Pour bien montrer son importance comme auxiliaire de la structuration de l’épiderme, dans le même article, le nom de filaggrin est donné à cette protéine basique par Beverly Dale.
Schéma didactique, en section, du trio des filaments de kératine K1, kératine K10 et de filaggrin.
Les zones hydrophobes, en grisé, sont couvertes d’eau organisée comme de la glace, en rose.
La kératinisation commence par l’assemblage des trios filaggrin, keratin K1, keratin K10 (dans le cas le plus général).
Ensuite, conformément à la théorie de Charles Tanford, l’assemblage de deux trios peut se faire par les parties hydrophobes.

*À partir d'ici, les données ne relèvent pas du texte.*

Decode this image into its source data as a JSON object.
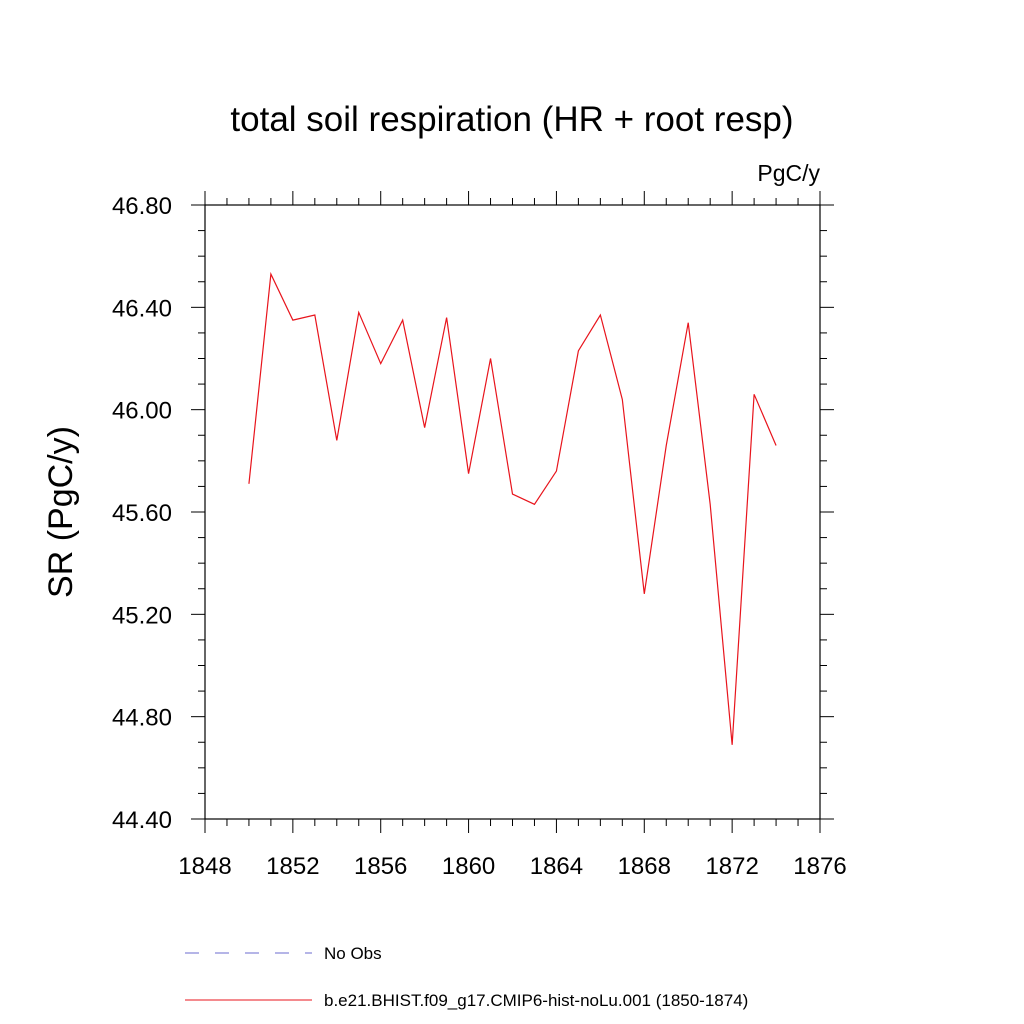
{
  "chart_data": {
    "type": "line",
    "title": "total soil respiration (HR + root resp)",
    "units": "PgC/y",
    "ylabel": "SR  (PgC/y)",
    "xlabel": "",
    "xlim": [
      1848,
      1876
    ],
    "ylim": [
      44.4,
      46.8
    ],
    "x_ticks": [
      "1848",
      "1852",
      "1856",
      "1860",
      "1864",
      "1868",
      "1872",
      "1876"
    ],
    "y_ticks": [
      "44.80",
      "45.20",
      "45.60",
      "46.00",
      "46.40",
      "46.80",
      "44.40"
    ],
    "grid": false,
    "legend_position": "bottom",
    "legend": [
      {
        "label": "No Obs",
        "color": "#6b6bcf",
        "style": "dashed"
      },
      {
        "label": "b.e21.BHIST.f09_g17.CMIP6-hist-noLu.001 (1850-1874)",
        "color": "#e8141c",
        "style": "solid"
      }
    ],
    "series": [
      {
        "name": "b.e21.BHIST.f09_g17.CMIP6-hist-noLu.001 (1850-1874)",
        "color": "#e8141c",
        "x": [
          1850,
          1851,
          1852,
          1853,
          1854,
          1855,
          1856,
          1857,
          1858,
          1859,
          1860,
          1861,
          1862,
          1863,
          1864,
          1865,
          1866,
          1867,
          1868,
          1869,
          1870,
          1871,
          1872,
          1873,
          1874
        ],
        "values": [
          45.71,
          46.53,
          46.35,
          46.37,
          45.88,
          46.38,
          46.18,
          46.35,
          45.93,
          46.36,
          45.75,
          46.2,
          45.67,
          45.63,
          45.76,
          46.23,
          46.37,
          46.04,
          45.28,
          45.86,
          46.34,
          45.63,
          44.69,
          46.06,
          45.86
        ]
      }
    ]
  }
}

Dans la zone indiquée schématiquement par cette flèche sur le schéma ci-dessous
Quant aux liaisons ioniques (flèches en pointillé sur le schéma ci-contre), observées par Beverly Dale, elles ne deviennent énergétiques qu’après la création autour d’elles d’un environnement hydrophobe (elles passent alors d’environ 12 à environ 300 kcal/mole). (Voir Effet de l’environnement sur les énergies de liaison )

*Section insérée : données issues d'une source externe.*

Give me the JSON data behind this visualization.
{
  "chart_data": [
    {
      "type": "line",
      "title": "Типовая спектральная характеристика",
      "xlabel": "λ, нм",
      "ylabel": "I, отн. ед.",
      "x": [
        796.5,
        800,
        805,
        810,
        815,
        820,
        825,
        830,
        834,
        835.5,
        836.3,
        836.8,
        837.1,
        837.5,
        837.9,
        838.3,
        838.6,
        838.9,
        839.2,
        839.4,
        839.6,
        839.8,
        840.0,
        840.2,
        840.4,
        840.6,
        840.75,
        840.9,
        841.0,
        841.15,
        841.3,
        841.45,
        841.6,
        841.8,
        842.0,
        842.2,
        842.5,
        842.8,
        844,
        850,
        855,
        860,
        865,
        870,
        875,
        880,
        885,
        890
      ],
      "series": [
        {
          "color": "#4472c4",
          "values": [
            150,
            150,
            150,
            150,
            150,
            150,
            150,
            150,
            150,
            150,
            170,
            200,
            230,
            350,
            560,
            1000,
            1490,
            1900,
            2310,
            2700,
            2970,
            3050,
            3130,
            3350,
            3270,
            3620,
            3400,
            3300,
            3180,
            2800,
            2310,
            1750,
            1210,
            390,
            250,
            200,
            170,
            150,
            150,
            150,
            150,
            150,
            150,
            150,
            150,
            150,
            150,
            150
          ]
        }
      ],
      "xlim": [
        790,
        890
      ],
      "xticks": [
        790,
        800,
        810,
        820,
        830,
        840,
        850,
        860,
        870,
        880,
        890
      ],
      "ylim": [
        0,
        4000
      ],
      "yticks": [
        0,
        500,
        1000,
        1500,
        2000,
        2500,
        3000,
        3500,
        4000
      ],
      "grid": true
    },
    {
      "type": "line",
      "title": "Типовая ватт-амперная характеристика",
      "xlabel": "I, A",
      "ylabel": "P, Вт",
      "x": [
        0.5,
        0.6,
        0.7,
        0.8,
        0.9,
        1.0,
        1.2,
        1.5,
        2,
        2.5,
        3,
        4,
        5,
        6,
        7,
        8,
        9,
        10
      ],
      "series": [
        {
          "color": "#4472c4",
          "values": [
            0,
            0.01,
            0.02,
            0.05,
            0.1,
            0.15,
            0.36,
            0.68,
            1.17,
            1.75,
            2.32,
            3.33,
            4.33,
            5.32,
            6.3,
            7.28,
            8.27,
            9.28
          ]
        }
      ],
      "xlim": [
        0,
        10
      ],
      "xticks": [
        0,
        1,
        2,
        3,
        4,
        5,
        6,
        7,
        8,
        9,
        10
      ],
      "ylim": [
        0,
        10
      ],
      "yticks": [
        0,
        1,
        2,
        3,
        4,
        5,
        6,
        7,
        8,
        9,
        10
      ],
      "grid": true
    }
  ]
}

Cet environnement hydrophobe apparaît progressivement pendant la kératinisation (voir ci-dessous : la filaggrin comme "passeur")
La filaggrin disparaît dans les couches supérieures de l'épiderme. Les acides aminés, produits de son hydrolyse, constituent l’essentiel du Natural Moisturizing Factor, le NMF bien connu des cosmétologues.
Voir, par exemple : Filaggrin breakdown to water binding compounds during development of the rat stratum corneum is controlled by the water activity of the environment.
Il est également possible d’attribuer à la filaggrin une fonction de « passeur ».
Selon un gradient hydrophile – hydrophobe, la kératinisation commence dans le cytosol des kératinocytes du stratum granulosum dont l’environnement est hydrophile, pour se terminer dans le stratum corneum dont l’environnement est hydrophobe, celui de l’air extérieur.
La filaggrin pourrait faciliter ce passage entre ces environnements extrêmes.
Fortement polaire, la protéine ancillaire rendrait le trio (K1, K10, Filaggrin) « soluble » dans le cytosol du stratum granulosum. L’hydrolyse de la filaggrin ne laisserait persister que le duo K1, K10, majoritairement hydrophobe.
Entre les deux environnements extrêmes, l’air extérieur hydrophobe et le stratum granulosum hydrophile, existe deux couches hydrophobes, celle des bicouches céramidiques du stratum corneum et celle du sébum.
Les bicouches céramidiques du stratum corneum, hydrophobes et structurées, sont mises en place conjointement avec la kératinisation. Voir "bicouches céramidiques" sur le schéma ci-dessus"
Le sébum est un ensemble de lipides amorphes et hydrophobe provenant directement des glandes sébacées et imbibant par l'extérieur la couche la plus externe du stratum corneum
Le sébum est synthétisé par les glandes sébacées et se déverse, après lyse de la glande, dans le canal pilaire,
... puis l'ensemble (+ débris cellulaires de la gaine épithéliale interne + bactéries et hydrolysats bactériens) migre vers la surface de la peau et du poil
Après l’assemblage de deux trios (K1, K10, Filaggrin) puis l'hydrolyse progressive de la filaggrin (voir schéma ci-dessus), des zones hydrophobes persistent sur les surfaces extérieures des proto fibrilles. Elles sont repérables sur le schéma ci-dessous par les couches d’organisées comme de la glace (en rose)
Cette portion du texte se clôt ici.